Wednesday, June 11, 2014

SPOILERS: Detective Comics #32

Both Batman and Harvey Bullock continue to investigate the death of Elena Aguila, and once Bruce is done investigating her car that was thrown into the bay, he sends a tip over to Bullock, who still seems desperate to connect it to Wayne. After going through the car, knowing Batman has been there first, Bullock and the rest of the GCPD clean up the scene left by Batman, including Sumo and the kids he was trafficking, as well as looking into the details of a single shipping container missing from the dock.

That morning, before heading back into the cave, Bruce finds Elena's daughter on the docks by herself, pretty depressed, and potentially following some drug use, and gives her one of those inspirational Batman speeches, before disappearing. Meanwhile, we see a bit into Harvey's personal life, and boy does he love cats. Harvey also loves when his investigations link back to Bruce Wayne, so he's going to love that the shipping container that was missing got linked back to some Wayne Enterprises accountant, whose probably on the Kings of the Sun payroll. As that guy is trying to get rid of the paper trail, Bullock pays him a visit.

Elsewhere, Batman is on the trail of The Squid, which brings him to the old Aquarium, which Alfred points out is a bit cheap for a guy named "The Squid," but Bruce reminds him that Gotham villains aren't that subtle... Highlighted by the point that Bruce gets attacked by a giant squid not too long after that, while The Squid and his brother watch on.

But of course Bruce has got some gadgets to help him electrocute the squid and dump it into the ocean, but once he's gotten back on to dry land, The Kings of the Sun have shown up and are in a standoff with The Squid and his men.


The Good:

The art just keeps getting better from one issue to the next, especially the coloring.
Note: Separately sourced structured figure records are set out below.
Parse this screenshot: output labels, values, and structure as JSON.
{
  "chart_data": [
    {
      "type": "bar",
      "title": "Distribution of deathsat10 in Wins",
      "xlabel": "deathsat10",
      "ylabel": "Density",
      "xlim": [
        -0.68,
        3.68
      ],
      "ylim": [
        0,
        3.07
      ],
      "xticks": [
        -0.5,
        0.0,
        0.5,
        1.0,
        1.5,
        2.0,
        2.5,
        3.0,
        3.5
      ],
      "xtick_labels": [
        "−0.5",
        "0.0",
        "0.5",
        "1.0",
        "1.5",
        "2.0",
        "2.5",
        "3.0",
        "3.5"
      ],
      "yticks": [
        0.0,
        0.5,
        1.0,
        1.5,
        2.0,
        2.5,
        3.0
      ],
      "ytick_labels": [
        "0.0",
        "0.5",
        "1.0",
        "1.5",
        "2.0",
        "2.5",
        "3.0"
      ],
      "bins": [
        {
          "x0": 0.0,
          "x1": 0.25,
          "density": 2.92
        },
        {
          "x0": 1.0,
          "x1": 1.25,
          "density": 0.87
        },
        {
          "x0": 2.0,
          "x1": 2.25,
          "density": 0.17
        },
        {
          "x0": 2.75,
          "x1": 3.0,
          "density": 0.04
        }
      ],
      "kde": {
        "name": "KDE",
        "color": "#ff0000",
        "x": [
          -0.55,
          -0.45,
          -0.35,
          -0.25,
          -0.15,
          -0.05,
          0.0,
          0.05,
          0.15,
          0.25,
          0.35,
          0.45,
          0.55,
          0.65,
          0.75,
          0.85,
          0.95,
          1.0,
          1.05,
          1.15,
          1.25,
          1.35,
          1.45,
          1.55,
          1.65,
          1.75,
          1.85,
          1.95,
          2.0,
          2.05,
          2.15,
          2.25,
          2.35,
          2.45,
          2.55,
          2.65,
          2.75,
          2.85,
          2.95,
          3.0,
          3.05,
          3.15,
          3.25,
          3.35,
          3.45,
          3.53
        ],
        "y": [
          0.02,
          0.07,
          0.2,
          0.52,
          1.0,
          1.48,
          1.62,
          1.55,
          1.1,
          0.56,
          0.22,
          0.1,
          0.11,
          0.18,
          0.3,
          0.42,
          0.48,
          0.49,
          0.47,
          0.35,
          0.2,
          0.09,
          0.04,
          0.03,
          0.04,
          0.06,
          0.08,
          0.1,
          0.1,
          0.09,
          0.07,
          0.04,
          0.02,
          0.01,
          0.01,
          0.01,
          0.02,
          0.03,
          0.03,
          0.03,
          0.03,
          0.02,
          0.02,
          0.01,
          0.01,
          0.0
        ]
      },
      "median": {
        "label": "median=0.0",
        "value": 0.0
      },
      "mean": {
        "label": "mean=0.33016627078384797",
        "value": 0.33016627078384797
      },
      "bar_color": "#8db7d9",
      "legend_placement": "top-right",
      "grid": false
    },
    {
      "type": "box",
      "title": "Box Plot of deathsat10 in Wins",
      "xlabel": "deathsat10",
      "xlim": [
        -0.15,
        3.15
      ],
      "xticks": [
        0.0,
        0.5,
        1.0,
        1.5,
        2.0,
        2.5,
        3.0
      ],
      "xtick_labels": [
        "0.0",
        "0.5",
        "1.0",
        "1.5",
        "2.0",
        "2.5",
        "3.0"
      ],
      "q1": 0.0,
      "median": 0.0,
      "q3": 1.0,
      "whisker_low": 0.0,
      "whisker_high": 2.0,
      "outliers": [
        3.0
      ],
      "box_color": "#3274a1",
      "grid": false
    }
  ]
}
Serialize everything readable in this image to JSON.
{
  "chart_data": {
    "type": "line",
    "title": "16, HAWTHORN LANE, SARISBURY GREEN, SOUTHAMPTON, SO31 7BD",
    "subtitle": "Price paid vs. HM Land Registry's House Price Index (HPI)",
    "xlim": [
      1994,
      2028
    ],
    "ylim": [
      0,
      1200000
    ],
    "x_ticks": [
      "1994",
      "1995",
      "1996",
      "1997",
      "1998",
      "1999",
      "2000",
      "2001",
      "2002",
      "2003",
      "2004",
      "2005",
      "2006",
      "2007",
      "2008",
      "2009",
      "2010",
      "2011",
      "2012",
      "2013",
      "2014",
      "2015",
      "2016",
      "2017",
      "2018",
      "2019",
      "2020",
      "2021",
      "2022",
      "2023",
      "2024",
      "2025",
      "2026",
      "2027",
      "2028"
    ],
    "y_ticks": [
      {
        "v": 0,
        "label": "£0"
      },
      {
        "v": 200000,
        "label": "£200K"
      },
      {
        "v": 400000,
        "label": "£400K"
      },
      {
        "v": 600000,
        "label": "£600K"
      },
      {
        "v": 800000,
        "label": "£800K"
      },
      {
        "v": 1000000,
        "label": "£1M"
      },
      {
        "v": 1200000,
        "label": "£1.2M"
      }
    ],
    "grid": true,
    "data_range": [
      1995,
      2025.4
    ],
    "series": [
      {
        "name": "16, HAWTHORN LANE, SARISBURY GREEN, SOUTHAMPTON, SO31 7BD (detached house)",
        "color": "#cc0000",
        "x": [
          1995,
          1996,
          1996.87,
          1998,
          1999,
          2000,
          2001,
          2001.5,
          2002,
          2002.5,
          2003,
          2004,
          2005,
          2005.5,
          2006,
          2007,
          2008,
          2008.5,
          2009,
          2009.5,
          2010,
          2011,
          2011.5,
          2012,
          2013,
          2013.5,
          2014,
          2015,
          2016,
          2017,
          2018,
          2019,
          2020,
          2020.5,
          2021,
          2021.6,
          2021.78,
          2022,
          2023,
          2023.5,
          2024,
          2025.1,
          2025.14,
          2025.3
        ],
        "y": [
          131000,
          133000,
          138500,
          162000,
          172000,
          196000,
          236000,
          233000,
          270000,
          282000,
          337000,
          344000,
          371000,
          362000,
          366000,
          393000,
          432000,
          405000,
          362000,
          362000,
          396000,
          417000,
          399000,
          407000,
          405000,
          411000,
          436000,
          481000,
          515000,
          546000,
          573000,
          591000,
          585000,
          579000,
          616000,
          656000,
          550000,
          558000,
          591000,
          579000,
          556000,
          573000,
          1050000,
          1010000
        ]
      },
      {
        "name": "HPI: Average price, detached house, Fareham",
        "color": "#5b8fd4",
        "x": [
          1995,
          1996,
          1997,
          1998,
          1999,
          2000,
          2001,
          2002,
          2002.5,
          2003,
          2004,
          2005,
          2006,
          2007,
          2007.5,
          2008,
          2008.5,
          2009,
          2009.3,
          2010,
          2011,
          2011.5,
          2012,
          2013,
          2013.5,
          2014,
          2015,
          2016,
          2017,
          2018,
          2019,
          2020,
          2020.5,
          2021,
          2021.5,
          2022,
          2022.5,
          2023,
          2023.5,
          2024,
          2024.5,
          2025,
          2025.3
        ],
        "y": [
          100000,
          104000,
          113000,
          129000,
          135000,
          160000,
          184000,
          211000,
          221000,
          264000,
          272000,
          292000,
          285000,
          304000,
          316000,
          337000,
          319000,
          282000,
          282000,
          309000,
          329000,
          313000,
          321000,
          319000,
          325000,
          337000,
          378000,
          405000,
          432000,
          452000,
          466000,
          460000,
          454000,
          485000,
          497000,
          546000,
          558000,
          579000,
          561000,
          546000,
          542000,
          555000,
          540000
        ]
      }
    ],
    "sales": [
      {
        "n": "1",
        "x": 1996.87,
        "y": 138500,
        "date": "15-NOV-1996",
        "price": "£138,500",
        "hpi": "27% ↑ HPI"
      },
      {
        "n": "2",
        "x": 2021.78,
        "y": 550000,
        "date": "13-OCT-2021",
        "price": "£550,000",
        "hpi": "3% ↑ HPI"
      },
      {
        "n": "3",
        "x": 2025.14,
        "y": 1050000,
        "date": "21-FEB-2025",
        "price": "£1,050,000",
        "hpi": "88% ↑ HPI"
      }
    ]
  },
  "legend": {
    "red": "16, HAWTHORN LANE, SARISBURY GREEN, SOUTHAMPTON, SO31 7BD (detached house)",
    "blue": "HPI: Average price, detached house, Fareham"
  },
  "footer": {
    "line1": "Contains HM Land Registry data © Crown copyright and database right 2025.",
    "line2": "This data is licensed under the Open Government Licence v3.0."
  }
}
Brian Buccellato is really outdoing himself with these pages. The colors in the scene with the actual squid are phenomenal, especially the initial panel when the glass breaks and Batman is dragged into the water.

From a story perspective, the creative team does a good job of balancing personal moments with the big action set pieces. The Batman/Annie scene was nice and heartfelt, and I don't know what it was about seeing that Bullock is a crazy cat lady, but it humanizes him quite a bit, and it's fun to see someone other than Gordon in the spotlight with the Batman/Cop interaction bit.

The Bad: 

This run has gotten by on the art, and for good reason, that said, the story still leaves me wanting a bit more. Maybe it's because of the small scale nature of the story compared to other Batman books at the moment, but the lack of a real key antagonist is where I'm finding things to be a bit weaker. The threat at hand just seems to be very general instead of being this focused point. 

The Bottom Line:

Would I prefer the threat of this storyline to be more pressing and well defined? Sure. But the thing to remember is that Batman is character whose stories can vary in scale very drastically. This type of street level story that "Icarus" is turning out to be, is just as valid of a Batman story as is Batman being sent back through time being chased by some Darkseid monster which possesses a distant ancestor who--you know what, it's known. Manapul and Buccellato have set out to tell a very distinct type of Batman story, and not only do they do it well, but they do it with some of the most stunning art of any comic on the stands at the moment. 


1 comment :

  1. I've been in love with this series since Manapul and Buccellato stepping in. The art is gorgeous and I like them fleshing out Bullock a little. The whole thing feels pretty spot on for what I hoped to get from them. I'll probably collect this arc as a volume because it's so damned nice to gawk at.